Ein spannendes Mess-Szenario
Der Morgen des 23. Januar 2012: Die drei Fahrzeuge stehen bereit. Die zu ihren Arbeitsplätzen eilenden Mitarbeiter des Mercedes-Benz Werks Untertürkheim ahnen nichts vom emsigen Betrieb hinter den Mauern des Windkanals. Acht Stunden wird der 5 Megawatt starke Elektromotor die Luftschaufeln der Turbine antreiben, um 9.000 Kubikmeter Luftvolumen in Bewegung zu setzen.

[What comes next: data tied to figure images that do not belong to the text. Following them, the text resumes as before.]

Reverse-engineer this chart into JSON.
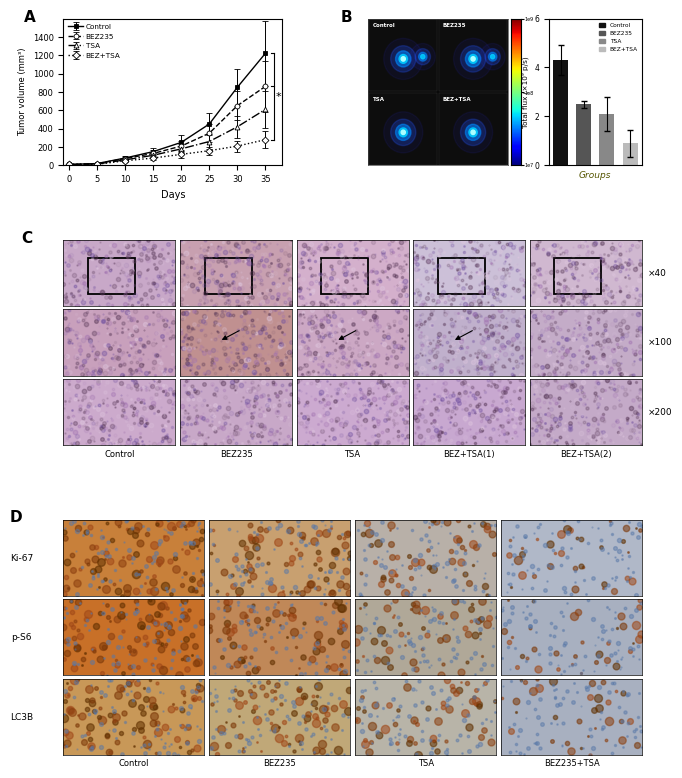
{
  "panel_A": {
    "days": [
      0,
      5,
      10,
      15,
      20,
      25,
      30,
      35
    ],
    "control_mean": [
      10,
      20,
      80,
      150,
      250,
      450,
      850,
      1220
    ],
    "control_err": [
      5,
      8,
      20,
      40,
      80,
      120,
      200,
      350
    ],
    "bez235_mean": [
      10,
      18,
      75,
      130,
      210,
      350,
      650,
      860
    ],
    "bez235_err": [
      4,
      7,
      18,
      35,
      60,
      100,
      160,
      280
    ],
    "tsa_mean": [
      10,
      15,
      60,
      110,
      180,
      260,
      420,
      610
    ],
    "tsa_err": [
      4,
      6,
      15,
      30,
      50,
      80,
      120,
      200
    ],
    "bez_tsa_mean": [
      10,
      12,
      50,
      80,
      120,
      160,
      210,
      280
    ],
    "bez_tsa_err": [
      3,
      5,
      12,
      20,
      35,
      45,
      60,
      90
    ],
    "xlabel": "Days",
    "ylabel": "Tumor volume (mm³)",
    "ylim": [
      0,
      1600
    ],
    "yticks": [
      0,
      200,
      400,
      600,
      800,
      1000,
      1200,
      1400
    ],
    "legend_labels": [
      "Control",
      "BEZ235",
      "TSA",
      "BEZ+TSA"
    ]
  },
  "panel_B_bar": {
    "groups": [
      "Control",
      "BEZ235",
      "TSA",
      "BEZ+TSA"
    ],
    "values": [
      4.3,
      2.5,
      2.1,
      0.9
    ],
    "errors": [
      0.6,
      0.15,
      0.7,
      0.55
    ],
    "colors": [
      "#111111",
      "#555555",
      "#888888",
      "#bbbbbb"
    ],
    "ylabel": "Total flux (×10⁹ p/s)",
    "xlabel": "Groups",
    "ylim": [
      0,
      6
    ],
    "yticks": [
      0,
      2,
      4,
      6
    ],
    "legend_labels": [
      "Control",
      "BEZ235",
      "TSA",
      "BEZ+TSA"
    ]
  },
  "panel_C_labels_col": [
    "Control",
    "BEZ235",
    "TSA",
    "BEZ+TSA(1)",
    "BEZ+TSA(2)"
  ],
  "panel_C_labels_row": [
    "×40",
    "×100",
    "×200"
  ],
  "panel_D_row_labels": [
    "Ki-67",
    "p-S6",
    "LC3B"
  ],
  "panel_D_col_labels": [
    "Control",
    "BEZ235",
    "TSA",
    "BEZ235+TSA"
  ],
  "bg_color": "#ffffff"
}
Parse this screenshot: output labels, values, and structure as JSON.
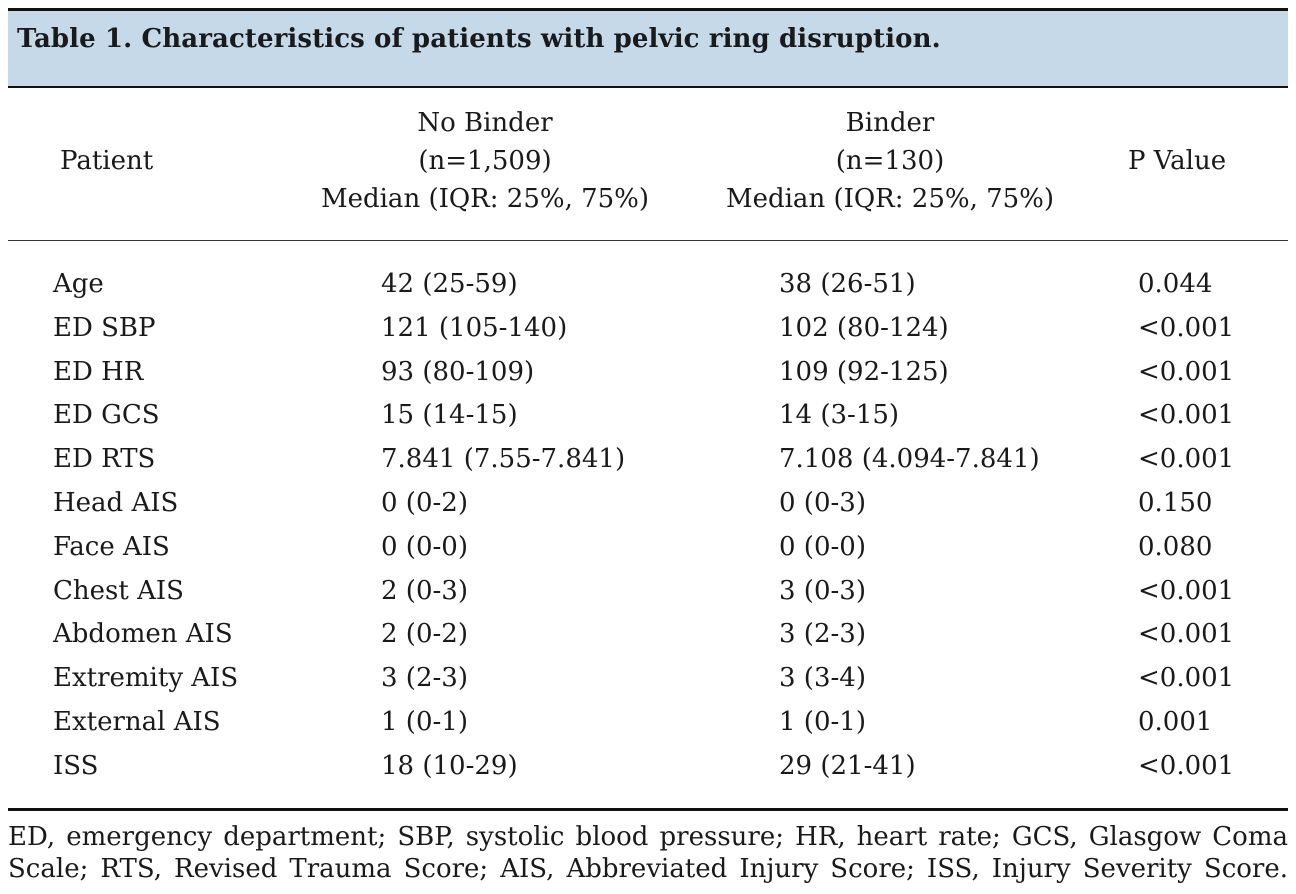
{
  "title": "Table 1.  Characteristics of patients with pelvic ring disruption.",
  "headers": {
    "patient": "Patient",
    "no_binder": [
      "No Binder",
      "(n=1,509)",
      "Median (IQR: 25%, 75%)"
    ],
    "binder": [
      "Binder",
      "(n=130)",
      "Median (IQR: 25%, 75%)"
    ],
    "p_value": "P Value"
  },
  "rows": [
    {
      "label": "Age",
      "no_binder": "42 (25-59)",
      "binder": "38 (26-51)",
      "p": "0.044"
    },
    {
      "label": "ED SBP",
      "no_binder": "121 (105-140)",
      "binder": "102 (80-124)",
      "p": "<0.001"
    },
    {
      "label": "ED HR",
      "no_binder": "93 (80-109)",
      "binder": "109 (92-125)",
      "p": "<0.001"
    },
    {
      "label": "ED GCS",
      "no_binder": "15 (14-15)",
      "binder": "14 (3-15)",
      "p": "<0.001"
    },
    {
      "label": "ED RTS",
      "no_binder": "7.841 (7.55-7.841)",
      "binder": "7.108 (4.094-7.841)",
      "p": "<0.001"
    },
    {
      "label": "Head AIS",
      "no_binder": "0 (0-2)",
      "binder": "0 (0-3)",
      "p": "0.150"
    },
    {
      "label": "Face AIS",
      "no_binder": "0 (0-0)",
      "binder": "0 (0-0)",
      "p": "0.080"
    },
    {
      "label": "Chest AIS",
      "no_binder": "2 (0-3)",
      "binder": "3 (0-3)",
      "p": "<0.001"
    },
    {
      "label": "Abdomen AIS",
      "no_binder": "2 (0-2)",
      "binder": "3 (2-3)",
      "p": "<0.001"
    },
    {
      "label": "Extremity AIS",
      "no_binder": "3 (2-3)",
      "binder": "3 (3-4)",
      "p": "<0.001"
    },
    {
      "label": "External AIS",
      "no_binder": "1 (0-1)",
      "binder": "1 (0-1)",
      "p": "0.001"
    },
    {
      "label": "ISS",
      "no_binder": "18 (10-29)",
      "binder": "29 (21-41)",
      "p": "<0.001"
    }
  ],
  "footnote": [
    "ED, emergency department;  SBP, systolic blood pressure; HR, heart rate; GCS, Glasgow Coma",
    "Scale; RTS, Revised Trauma Score; AIS, Abbreviated Injury Score; ISS, Injury Severity Score."
  ]
}
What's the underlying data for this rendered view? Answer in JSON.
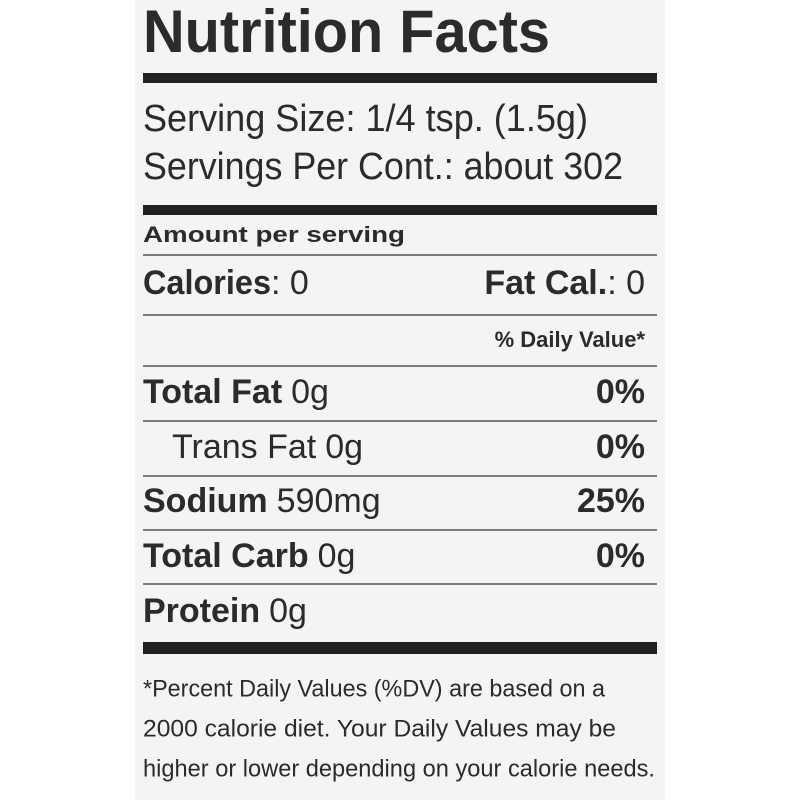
{
  "title": "Nutrition Facts",
  "serving": {
    "size": "Serving Size: 1/4 tsp. (1.5g)",
    "per_container": "Servings Per Cont.: about 302"
  },
  "amount_per_serving": "Amount per serving",
  "calories": {
    "label": "Calories",
    "value": ": 0"
  },
  "fat_calories": {
    "label": "Fat Cal.",
    "value": ": 0"
  },
  "daily_value_header": "% Daily Value*",
  "nutrients": [
    {
      "name": "Total Fat",
      "amount": "0g",
      "dv": "0%"
    },
    {
      "name": "Trans Fat",
      "amount": "0g",
      "dv": "0%"
    },
    {
      "name": "Sodium",
      "amount": "590mg",
      "dv": "25%"
    },
    {
      "name": "Total Carb",
      "amount": "0g",
      "dv": "0%"
    },
    {
      "name": "Protein",
      "amount": "0g"
    }
  ],
  "footnote": [
    "*Percent Daily Values (%DV) are based on a",
    "2000 calorie diet. Your Daily Values may be",
    "higher or lower depending on your calorie needs."
  ]
}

Die drei Fahrzeuge werden aus Gründen der unmittelbaren Vergleichbarkeit ohne Unterbodenverkleidungen gemessen. Ohnehin werden die drei Klassiker heutzutage im Straßenverkehr meist ohne Unterbodenverkleidung bewegt, um leichter an Servicepunkte zu kommen, und damit der Innenraum sich weniger aufheizt.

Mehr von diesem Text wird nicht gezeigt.